I am often asked by parents whether or not they should give their kids an allowance. Their hope is that this will encourage money management and positive spending habits in their kids. But as every parent knows, the "A" is a loaded question.
When asked, I always try to understand the logic behind the parent's approach to allowance, as the decision is so dependent on the dynamic and financial habits of the family.
Here, I have shown the example of three kids who are in our classes and the approaches their parents have taken. Each of these approaches have their own pros and cons and inculcate a different aspect of money management.
Kayla (age 14) and the Get Allowance and be told How to Spend it: Kayla like all 14 year olds has a wonderful mind of her own. When her parents finally agreed to give her allowance it was under strict conditions on spending and effort needed. Her $60/week allowance has to be equally divided between 3 jars. One for spending, one for charity and one for savings. In return she had to help do the laundry and clean her room.
From every option presented, I think this is the absolute worst way to do it. By forcing your child to divide money you are not teaching them any financial management. Her parents have actually set an example which will impact her for life where she is always dependent on others to tell her how to spend her money. We see this over and over again in our classes. And while their idea of putting $20 towards charity is a noble one, let's get real - which adult do you know that gives 30% of their earnings to charity?
By rewarding her for cleaning her own room and doing her own laundry they are dismissing one of the most basic tenants of money management. You get money for the added value you bring. Cleaning up a mess you made, is not added value it is an expectation for life.
These actions set up a certain expectation and behavior platform that impacts the future. When a child raised in this environment grows up, their expectations of life in the workplace is different. In real life, you do not get paid for cleaning up the mess you made, in fact, it's fair to say that if you don't clean it up you will get fired.

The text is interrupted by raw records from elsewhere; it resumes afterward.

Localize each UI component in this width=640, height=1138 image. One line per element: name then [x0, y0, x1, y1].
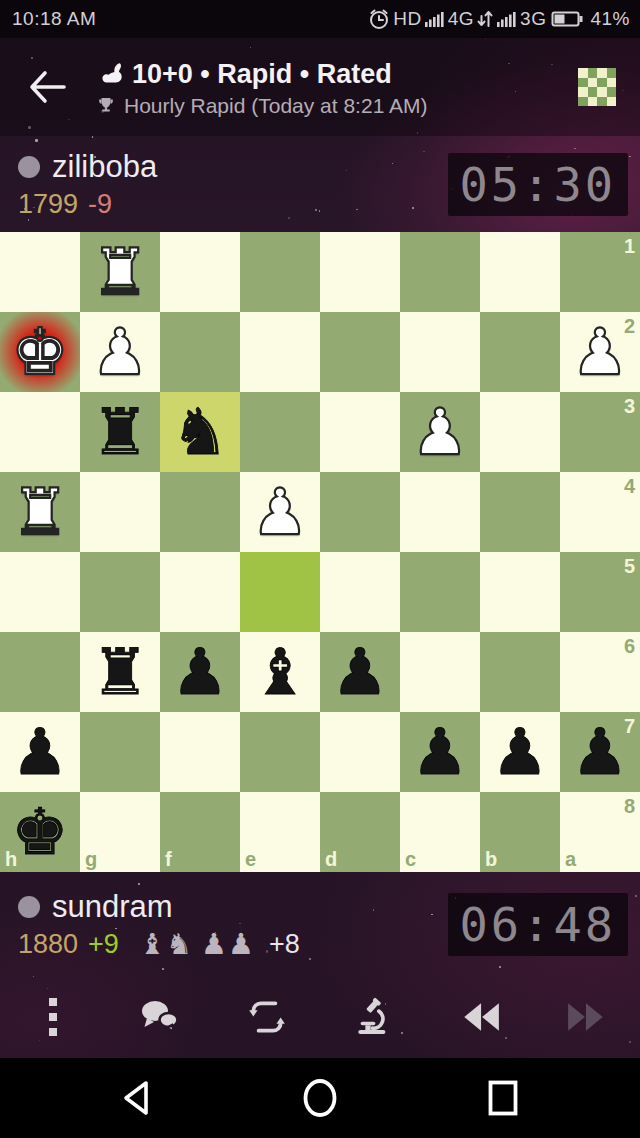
black-bishop-e6[interactable]: ♝ — [251, 640, 308, 704]
square-f2[interactable] — [160, 312, 240, 392]
player-bottom-status-dot — [18, 896, 40, 918]
rank-label-2: 2 — [624, 316, 635, 336]
tournament-name: Hourly Rapid (Today at 8:21 AM) — [124, 94, 427, 118]
game-header: 10+0 • Rapid • Rated Hourly Rapid (Today… — [0, 38, 640, 136]
captured-pawn-icon: ♟ — [228, 930, 255, 959]
menu-button[interactable] — [0, 998, 107, 1036]
square-b1[interactable] — [480, 232, 560, 312]
black-rook-g6[interactable]: ♜ — [91, 640, 148, 704]
square-b8[interactable]: b — [480, 792, 560, 872]
square-c7[interactable]: ♟ — [400, 712, 480, 792]
chat-bubbles-icon — [138, 998, 182, 1036]
black-pawn-f6[interactable]: ♟ — [171, 640, 228, 704]
tv-board-thumbnail-icon[interactable] — [578, 68, 616, 106]
square-c8[interactable]: c — [400, 792, 480, 872]
square-d2[interactable] — [320, 312, 400, 392]
game-title-block: 10+0 • Rapid • Rated Hourly Rapid (Today… — [96, 57, 578, 118]
data-traffic-arrows-icon — [476, 8, 494, 30]
rewind-button[interactable] — [427, 1001, 534, 1033]
square-h6[interactable] — [0, 632, 80, 712]
white-pawn-g2[interactable]: ♟ — [91, 320, 148, 384]
rank-label-8: 8 — [624, 796, 635, 816]
player-top-rating: 1799 — [18, 189, 78, 220]
rank-label-3: 3 — [624, 396, 635, 416]
square-h2[interactable]: ♚ — [0, 312, 80, 392]
file-label-h: h — [5, 849, 17, 869]
black-knight-f3[interactable]: ♞ — [171, 400, 228, 464]
rank-label-4: 4 — [624, 476, 635, 496]
file-label-a: a — [565, 849, 576, 869]
player-bottom-rating-change: +9 — [88, 929, 119, 960]
black-pawn-a7[interactable]: ♟ — [571, 720, 628, 784]
square-a1[interactable]: 1 — [560, 232, 640, 312]
square-b4[interactable] — [480, 472, 560, 552]
square-g2[interactable]: ♟ — [80, 312, 160, 392]
chess-board: ♜1♚♟♟2♜♞♟3♜♟45♜♟♝♟6♟♟♟♟7♚hgfedcb8a — [0, 232, 640, 872]
android-nav-bar — [0, 1058, 640, 1138]
white-pawn-a2[interactable]: ♟ — [571, 320, 628, 384]
android-status-bar: 10:18 AM HD 4G — [0, 0, 640, 38]
back-button[interactable] — [0, 68, 96, 106]
square-f8[interactable]: f — [160, 792, 240, 872]
player-bottom-clock: 06:48 — [448, 893, 628, 956]
square-b2[interactable] — [480, 312, 560, 392]
square-e2[interactable] — [240, 312, 320, 392]
square-e7[interactable] — [240, 712, 320, 792]
square-f1[interactable] — [160, 232, 240, 312]
square-g4[interactable] — [80, 472, 160, 552]
square-f4[interactable] — [160, 472, 240, 552]
game-title: 10+0 • Rapid • Rated — [132, 59, 392, 90]
android-home-button[interactable] — [300, 1076, 340, 1120]
vertical-ellipsis-icon — [49, 998, 57, 1036]
square-h3[interactable] — [0, 392, 80, 472]
rank-label-5: 5 — [624, 556, 635, 576]
tournament-trophy-icon — [96, 96, 116, 116]
square-a6[interactable]: 6 — [560, 632, 640, 712]
analysis-button[interactable] — [320, 997, 427, 1037]
square-g8[interactable]: g — [80, 792, 160, 872]
rapid-rabbit-icon — [96, 61, 123, 88]
signal-bars-icon-2 — [496, 8, 518, 30]
chat-button[interactable] — [107, 998, 214, 1036]
game-toolbar — [0, 976, 640, 1058]
square-h4[interactable]: ♜ — [0, 472, 80, 552]
square-c5[interactable] — [400, 552, 480, 632]
black-pawn-d6[interactable]: ♟ — [331, 640, 388, 704]
square-f7[interactable] — [160, 712, 240, 792]
black-king-h8[interactable]: ♚ — [11, 800, 68, 864]
microscope-icon — [353, 997, 393, 1037]
square-a2[interactable]: ♟2 — [560, 312, 640, 392]
file-label-d: d — [325, 849, 337, 869]
android-back-button[interactable] — [119, 1078, 155, 1118]
fast-forward-button[interactable] — [533, 1001, 640, 1033]
white-pawn-c3[interactable]: ♟ — [411, 400, 468, 464]
black-pawn-h7[interactable]: ♟ — [11, 720, 68, 784]
square-g6[interactable]: ♜ — [80, 632, 160, 712]
square-h8[interactable]: ♚h — [0, 792, 80, 872]
player-top-name[interactable]: ziliboba — [52, 149, 157, 185]
square-a7[interactable]: ♟7 — [560, 712, 640, 792]
square-a8[interactable]: 8a — [560, 792, 640, 872]
square-f3[interactable]: ♞ — [160, 392, 240, 472]
square-f5[interactable] — [160, 552, 240, 632]
rank-label-1: 1 — [624, 236, 635, 256]
lichess-mobile-app: 10:18 AM HD 4G — [0, 0, 640, 1138]
square-b5[interactable] — [480, 552, 560, 632]
status-hd-label: HD — [393, 8, 421, 30]
square-c4[interactable] — [400, 472, 480, 552]
square-a3[interactable]: 3 — [560, 392, 640, 472]
file-label-f: f — [165, 849, 172, 869]
square-a4[interactable]: 4 — [560, 472, 640, 552]
status-4g-label: 4G — [448, 8, 474, 30]
file-label-b: b — [485, 849, 497, 869]
status-battery-percent: 41% — [590, 8, 630, 30]
square-c6[interactable] — [400, 632, 480, 712]
file-label-c: c — [405, 849, 416, 869]
player-top: ziliboba 1799 -9 05:30 — [0, 136, 640, 232]
player-bottom-rating: 1880 — [18, 929, 78, 960]
square-e4[interactable]: ♟ — [240, 472, 320, 552]
square-g1[interactable]: ♜ — [80, 232, 160, 312]
white-rook-h4[interactable]: ♜ — [11, 480, 68, 544]
rank-label-6: 6 — [624, 636, 635, 656]
white-rook-g1[interactable]: ♜ — [91, 240, 148, 304]
player-bottom: sundram 1880 +9 ♝♞♟♟ +8 06:48 — [0, 872, 640, 976]
captured-pieces: ♝♞♟♟ — [139, 930, 255, 959]
status-3g-label: 3G — [520, 8, 546, 30]
alarm-clock-icon — [367, 7, 391, 31]
file-label-e: e — [245, 849, 256, 869]
square-d4[interactable] — [320, 472, 400, 552]
android-recents-button[interactable] — [485, 1078, 521, 1118]
square-d1[interactable] — [320, 232, 400, 312]
player-bottom-name[interactable]: sundram — [52, 889, 173, 925]
square-c2[interactable] — [400, 312, 480, 392]
back-arrow-icon — [27, 68, 69, 106]
rank-label-7: 7 — [624, 716, 635, 736]
square-e1[interactable] — [240, 232, 320, 312]
black-pawn-b7[interactable]: ♟ — [491, 720, 548, 784]
square-d6[interactable]: ♟ — [320, 632, 400, 712]
captured-bishop-icon: ♝ — [139, 930, 166, 959]
square-d5[interactable] — [320, 552, 400, 632]
square-b3[interactable] — [480, 392, 560, 472]
fast-forward-icon — [566, 1001, 608, 1033]
captured-knight-icon: ♞ — [166, 930, 193, 959]
white-pawn-e4[interactable]: ♟ — [251, 480, 308, 544]
square-e3[interactable] — [240, 392, 320, 472]
square-d8[interactable]: d — [320, 792, 400, 872]
captured-pawn-icon: ♟ — [201, 930, 228, 959]
black-rook-g3[interactable]: ♜ — [91, 400, 148, 464]
square-d3[interactable] — [320, 392, 400, 472]
square-b6[interactable] — [480, 632, 560, 712]
status-time: 10:18 AM — [12, 8, 96, 30]
player-top-rating-change: -9 — [88, 189, 112, 220]
player-top-clock: 05:30 — [448, 153, 628, 216]
flip-board-button[interactable] — [213, 996, 320, 1038]
square-f6[interactable]: ♟ — [160, 632, 240, 712]
battery-icon — [551, 9, 585, 29]
square-g5[interactable] — [80, 552, 160, 632]
black-pawn-c7[interactable]: ♟ — [411, 720, 468, 784]
white-king-h2[interactable]: ♚ — [11, 320, 68, 384]
square-c3[interactable]: ♟ — [400, 392, 480, 472]
square-g3[interactable]: ♜ — [80, 392, 160, 472]
square-h1[interactable] — [0, 232, 80, 312]
square-h7[interactable]: ♟ — [0, 712, 80, 792]
square-d7[interactable] — [320, 712, 400, 792]
file-label-g: g — [85, 849, 97, 869]
square-e6[interactable]: ♝ — [240, 632, 320, 712]
player-top-status-dot — [18, 156, 40, 178]
square-e5[interactable] — [240, 552, 320, 632]
square-g7[interactable] — [80, 712, 160, 792]
square-b7[interactable]: ♟ — [480, 712, 560, 792]
square-h5[interactable] — [0, 552, 80, 632]
square-c1[interactable] — [400, 232, 480, 312]
flip-sync-icon — [246, 996, 288, 1038]
fast-rewind-icon — [459, 1001, 501, 1033]
signal-bars-icon — [424, 8, 446, 30]
material-advantage: +8 — [269, 929, 300, 960]
square-e8[interactable]: e — [240, 792, 320, 872]
square-a5[interactable]: 5 — [560, 552, 640, 632]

Henry (age 13) and the Allowance just for Being There. Henry's parents give him $40/week. He is not expected to do any work for it, he does not have to spend it in a certain way, he has full autonomy in how he spends it as long as he does not ask for more money.
By giving Henry full independence, his parents are hoping he will learn valuable money lessons by making mistakes. It is fair to say that this hands off approach does put him in full control of money and he has learnt pretty fast how to manage his money to buy him lunch, candy and pay for add-ons on games he plays.
However, where this approach goes all wrong, is when they give money for no reason. By giving him money for simply being there, they are missing a valuable lesson in Henry's financial foundation, in that there is a causal relationship between how much you earn and how hard you work. There is no free money in real life. I have seen this over and over again where a child demands a better grade with no extra work put in, or a team worker demands a raise with no real extra effort put into the work.
Selina (age 14) and No Allowance -Ask for What you Want. This is a common third example I see often. Selina gets no allowance, but if she needs money, she asks her parents and justifies it. Like every example above, this also has pros and cons. By not giving free money, her parents have not put her on a path of expectations that she has a right to free money. By justifying the need for her expenses she is constantly having to sell her ideas and in a way this does give her an ability to better negotiate things in the real world. However, it also limits her because she is never in control of her money and will likely not help her down the line when she has to make real decisions on money.
So, what is a parent to do?
I can only share what my husband and I have chosen to do in our home. This is may not be a good approach for everyone and as I said earlier, each family needs to have their own decision when it comes to allowance and finances in a family.
Chez Nous, we have opted for a model where my daughter works and earns her money. She comes to our shop (not every one has the benefit of having a start up in constant need of cheap labor!) and works and gets paid minimum wages. She is then able to spend this money as she wants, but it needs to last her for all her extra expenses. So far, it has been working and it is teaching her that there is work involved in money. She is often broke at the end of the month and learns by herself how to spend her money. It's fair to say, that the Peach Tea Latte at Starbucks has been axed.
Like everything else regarding money, discussions on allowance in a family need to be made taking into account the dynamics of the entire family.
Teaching kids about Financial Literacy and Money Management is the single most important contribution a parent has towards their success.